The first thing to do to determine the size of a cluster is to estimate the number of records per second (often referred to as throughput) expected to enter the stream computing system, as well as the size of each record. Different record types will have different sizes, which will ultimately affect the resources required for a Flink application to run smoothly.

2. The number of different keys and the state size of each key

The number of different keys in your application, and the amount of state each key needs to store, will affect the resources a Flink application needs to run efficiently and avoid any backpressure.

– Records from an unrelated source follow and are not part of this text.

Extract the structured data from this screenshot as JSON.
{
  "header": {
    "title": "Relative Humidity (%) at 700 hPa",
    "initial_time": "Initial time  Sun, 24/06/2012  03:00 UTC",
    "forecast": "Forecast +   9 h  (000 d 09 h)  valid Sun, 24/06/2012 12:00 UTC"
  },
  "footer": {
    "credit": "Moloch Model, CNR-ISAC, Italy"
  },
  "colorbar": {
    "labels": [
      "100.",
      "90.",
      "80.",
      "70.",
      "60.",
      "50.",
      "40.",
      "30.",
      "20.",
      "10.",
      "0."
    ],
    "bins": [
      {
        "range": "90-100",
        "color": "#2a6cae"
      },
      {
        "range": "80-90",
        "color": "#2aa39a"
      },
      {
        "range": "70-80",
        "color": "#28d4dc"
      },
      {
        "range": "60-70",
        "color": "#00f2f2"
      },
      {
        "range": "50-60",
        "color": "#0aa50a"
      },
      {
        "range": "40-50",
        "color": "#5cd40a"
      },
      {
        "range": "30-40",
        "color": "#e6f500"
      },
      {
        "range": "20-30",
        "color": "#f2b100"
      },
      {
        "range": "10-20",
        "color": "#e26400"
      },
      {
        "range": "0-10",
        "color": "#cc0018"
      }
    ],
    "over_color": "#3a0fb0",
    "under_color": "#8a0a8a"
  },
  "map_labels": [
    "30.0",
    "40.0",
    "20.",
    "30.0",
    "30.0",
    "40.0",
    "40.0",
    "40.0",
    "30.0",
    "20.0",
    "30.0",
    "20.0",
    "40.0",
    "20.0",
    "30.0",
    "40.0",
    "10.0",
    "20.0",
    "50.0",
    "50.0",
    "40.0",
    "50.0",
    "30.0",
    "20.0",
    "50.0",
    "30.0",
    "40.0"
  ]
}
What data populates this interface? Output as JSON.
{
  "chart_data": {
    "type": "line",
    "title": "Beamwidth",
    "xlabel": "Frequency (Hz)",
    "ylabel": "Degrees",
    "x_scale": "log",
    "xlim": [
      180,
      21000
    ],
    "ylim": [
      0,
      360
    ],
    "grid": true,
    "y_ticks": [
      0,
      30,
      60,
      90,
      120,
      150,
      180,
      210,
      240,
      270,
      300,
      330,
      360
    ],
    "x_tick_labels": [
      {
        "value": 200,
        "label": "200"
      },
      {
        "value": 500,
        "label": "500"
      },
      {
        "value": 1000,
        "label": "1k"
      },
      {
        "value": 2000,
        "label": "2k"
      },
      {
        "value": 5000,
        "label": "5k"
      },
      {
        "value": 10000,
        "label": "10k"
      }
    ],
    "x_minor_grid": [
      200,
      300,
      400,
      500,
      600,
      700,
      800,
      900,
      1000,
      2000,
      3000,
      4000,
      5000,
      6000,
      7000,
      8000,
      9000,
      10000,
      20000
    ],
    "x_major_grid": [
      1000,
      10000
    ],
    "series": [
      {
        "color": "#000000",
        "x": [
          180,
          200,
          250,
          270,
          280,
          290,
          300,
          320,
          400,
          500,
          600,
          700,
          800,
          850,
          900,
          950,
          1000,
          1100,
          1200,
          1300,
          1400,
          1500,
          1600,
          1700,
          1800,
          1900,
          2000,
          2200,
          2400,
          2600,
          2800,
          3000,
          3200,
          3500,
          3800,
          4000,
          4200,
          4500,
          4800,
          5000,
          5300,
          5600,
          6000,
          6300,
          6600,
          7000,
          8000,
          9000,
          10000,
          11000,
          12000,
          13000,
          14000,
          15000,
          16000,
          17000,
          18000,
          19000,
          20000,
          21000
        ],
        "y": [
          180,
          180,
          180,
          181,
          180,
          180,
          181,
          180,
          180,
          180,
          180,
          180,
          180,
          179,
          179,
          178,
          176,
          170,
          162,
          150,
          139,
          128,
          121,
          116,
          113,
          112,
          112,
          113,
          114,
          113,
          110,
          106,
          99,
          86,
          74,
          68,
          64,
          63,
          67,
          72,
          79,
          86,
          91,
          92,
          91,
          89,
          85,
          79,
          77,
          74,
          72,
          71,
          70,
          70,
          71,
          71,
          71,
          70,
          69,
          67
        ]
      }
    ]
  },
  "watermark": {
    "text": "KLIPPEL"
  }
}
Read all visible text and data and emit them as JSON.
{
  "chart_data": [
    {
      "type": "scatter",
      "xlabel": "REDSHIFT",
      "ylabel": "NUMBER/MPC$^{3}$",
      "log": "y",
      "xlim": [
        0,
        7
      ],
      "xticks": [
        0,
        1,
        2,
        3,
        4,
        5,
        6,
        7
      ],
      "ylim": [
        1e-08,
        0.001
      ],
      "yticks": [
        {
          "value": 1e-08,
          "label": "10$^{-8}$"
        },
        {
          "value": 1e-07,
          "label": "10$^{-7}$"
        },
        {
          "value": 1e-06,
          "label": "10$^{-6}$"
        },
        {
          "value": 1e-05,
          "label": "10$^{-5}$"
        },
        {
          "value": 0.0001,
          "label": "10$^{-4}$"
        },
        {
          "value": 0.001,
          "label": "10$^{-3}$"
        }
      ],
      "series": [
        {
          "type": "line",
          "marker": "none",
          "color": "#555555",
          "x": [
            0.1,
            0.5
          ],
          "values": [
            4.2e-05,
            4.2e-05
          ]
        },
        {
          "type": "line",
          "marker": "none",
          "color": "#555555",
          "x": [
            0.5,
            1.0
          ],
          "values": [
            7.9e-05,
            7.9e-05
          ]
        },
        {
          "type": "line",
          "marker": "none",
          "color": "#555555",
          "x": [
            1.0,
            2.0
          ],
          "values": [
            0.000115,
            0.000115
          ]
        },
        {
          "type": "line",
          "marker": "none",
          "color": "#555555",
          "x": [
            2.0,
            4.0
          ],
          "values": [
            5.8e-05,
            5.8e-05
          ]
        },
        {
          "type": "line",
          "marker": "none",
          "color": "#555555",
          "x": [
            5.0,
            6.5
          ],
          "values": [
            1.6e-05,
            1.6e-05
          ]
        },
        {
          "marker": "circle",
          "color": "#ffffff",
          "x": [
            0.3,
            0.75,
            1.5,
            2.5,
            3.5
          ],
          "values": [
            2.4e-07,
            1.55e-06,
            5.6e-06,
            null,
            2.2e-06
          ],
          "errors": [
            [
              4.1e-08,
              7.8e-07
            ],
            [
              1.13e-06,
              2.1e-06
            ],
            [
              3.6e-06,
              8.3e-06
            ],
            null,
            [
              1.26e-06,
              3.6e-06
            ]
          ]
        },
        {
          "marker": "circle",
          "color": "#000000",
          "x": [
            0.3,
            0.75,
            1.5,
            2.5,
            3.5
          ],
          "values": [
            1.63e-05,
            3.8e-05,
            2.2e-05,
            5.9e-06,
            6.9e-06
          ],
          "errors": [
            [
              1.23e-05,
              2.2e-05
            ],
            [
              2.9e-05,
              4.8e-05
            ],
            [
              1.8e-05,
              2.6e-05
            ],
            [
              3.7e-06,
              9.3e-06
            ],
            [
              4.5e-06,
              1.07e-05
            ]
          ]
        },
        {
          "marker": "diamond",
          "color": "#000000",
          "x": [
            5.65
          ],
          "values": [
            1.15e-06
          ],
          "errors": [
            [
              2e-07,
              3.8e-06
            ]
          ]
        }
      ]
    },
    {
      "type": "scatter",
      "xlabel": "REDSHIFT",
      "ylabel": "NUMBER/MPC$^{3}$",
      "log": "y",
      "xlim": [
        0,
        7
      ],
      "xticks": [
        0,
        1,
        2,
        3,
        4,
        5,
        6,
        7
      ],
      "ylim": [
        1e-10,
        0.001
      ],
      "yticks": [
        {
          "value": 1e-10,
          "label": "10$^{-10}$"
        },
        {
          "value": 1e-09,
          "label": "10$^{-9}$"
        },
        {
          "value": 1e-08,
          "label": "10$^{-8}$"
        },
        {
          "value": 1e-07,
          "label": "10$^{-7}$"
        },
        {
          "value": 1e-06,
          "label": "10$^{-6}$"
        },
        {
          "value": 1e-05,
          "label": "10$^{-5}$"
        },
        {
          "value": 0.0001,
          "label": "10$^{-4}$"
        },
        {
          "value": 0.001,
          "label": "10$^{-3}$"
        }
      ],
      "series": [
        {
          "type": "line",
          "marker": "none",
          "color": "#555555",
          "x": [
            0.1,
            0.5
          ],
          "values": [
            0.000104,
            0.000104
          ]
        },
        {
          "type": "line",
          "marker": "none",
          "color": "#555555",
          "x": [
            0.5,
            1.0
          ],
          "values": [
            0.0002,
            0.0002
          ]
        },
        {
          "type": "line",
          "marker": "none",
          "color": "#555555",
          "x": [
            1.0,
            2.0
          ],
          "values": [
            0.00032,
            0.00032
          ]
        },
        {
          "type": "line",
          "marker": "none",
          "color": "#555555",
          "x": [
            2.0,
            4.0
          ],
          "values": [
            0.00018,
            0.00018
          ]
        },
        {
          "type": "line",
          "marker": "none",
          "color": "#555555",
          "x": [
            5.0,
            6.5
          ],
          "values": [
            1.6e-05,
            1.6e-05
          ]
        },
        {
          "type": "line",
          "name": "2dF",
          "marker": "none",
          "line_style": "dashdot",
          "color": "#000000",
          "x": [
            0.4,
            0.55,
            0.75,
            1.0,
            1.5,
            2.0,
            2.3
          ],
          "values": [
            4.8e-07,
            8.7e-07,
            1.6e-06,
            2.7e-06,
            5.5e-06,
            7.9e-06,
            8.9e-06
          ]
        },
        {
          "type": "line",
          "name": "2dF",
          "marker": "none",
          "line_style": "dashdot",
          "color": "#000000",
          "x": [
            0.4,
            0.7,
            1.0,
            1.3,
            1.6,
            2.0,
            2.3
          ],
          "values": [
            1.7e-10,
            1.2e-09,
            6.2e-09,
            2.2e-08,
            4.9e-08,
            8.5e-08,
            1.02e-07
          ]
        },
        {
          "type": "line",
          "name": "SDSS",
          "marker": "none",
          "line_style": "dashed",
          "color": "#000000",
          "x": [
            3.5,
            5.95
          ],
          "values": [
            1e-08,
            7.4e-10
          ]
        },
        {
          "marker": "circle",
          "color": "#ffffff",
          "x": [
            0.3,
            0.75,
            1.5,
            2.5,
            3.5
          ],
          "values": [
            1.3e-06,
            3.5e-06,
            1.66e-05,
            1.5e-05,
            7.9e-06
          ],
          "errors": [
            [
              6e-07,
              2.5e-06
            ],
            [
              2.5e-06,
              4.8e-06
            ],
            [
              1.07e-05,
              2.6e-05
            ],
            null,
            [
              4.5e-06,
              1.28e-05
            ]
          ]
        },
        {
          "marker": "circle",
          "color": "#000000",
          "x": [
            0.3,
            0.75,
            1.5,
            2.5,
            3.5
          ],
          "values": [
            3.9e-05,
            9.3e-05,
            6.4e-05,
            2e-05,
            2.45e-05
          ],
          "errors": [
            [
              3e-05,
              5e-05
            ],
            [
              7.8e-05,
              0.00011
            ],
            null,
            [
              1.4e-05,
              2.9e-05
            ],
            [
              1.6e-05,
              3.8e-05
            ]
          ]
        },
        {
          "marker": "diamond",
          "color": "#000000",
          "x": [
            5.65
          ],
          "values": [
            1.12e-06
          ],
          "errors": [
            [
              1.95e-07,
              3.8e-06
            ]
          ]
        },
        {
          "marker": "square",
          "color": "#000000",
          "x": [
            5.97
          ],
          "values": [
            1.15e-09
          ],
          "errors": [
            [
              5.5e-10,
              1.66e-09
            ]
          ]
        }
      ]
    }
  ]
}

3. Update frequency of the status and access mode of the status backend

A third consideration is the frequency of state updates, since updating a state is usually an expensive action. The access patterns of different state backends (such as RocksDB, Java Heap) vary greatly. Each read and update of RocksDB involves serialization, deserialization and JNI operations, while the Java Heap state backends do not support incremental checkpoint. In large-state scenarios, a large amount of data needs to be persisted each time. These factors can significantly affect the size of the cluster and the resources required for a Flink job.

4. Network capacity

Network capacity is affected not only by the Flink application itself, but also by external services such as Kafka and HDFS that may be interacting with it. These external services may cause additional network traffic. For example, enabling Replication might generate additional traffic between message brokers on a network.

5. Disk bandwidth

If your application relies on a disk-based state back end such as RocksDB, or if you are considering using Kafka or HDFS, disk bandwidth also needs to be taken into consideration.

6. Number of machines and their available CPU and memory

Last but not least, before starting application deployment, you need to consider the number of machines available in the cluster and the amount of CPU and memory available. This ultimately ensures that the cluster has sufficient processing power once the application is put into production.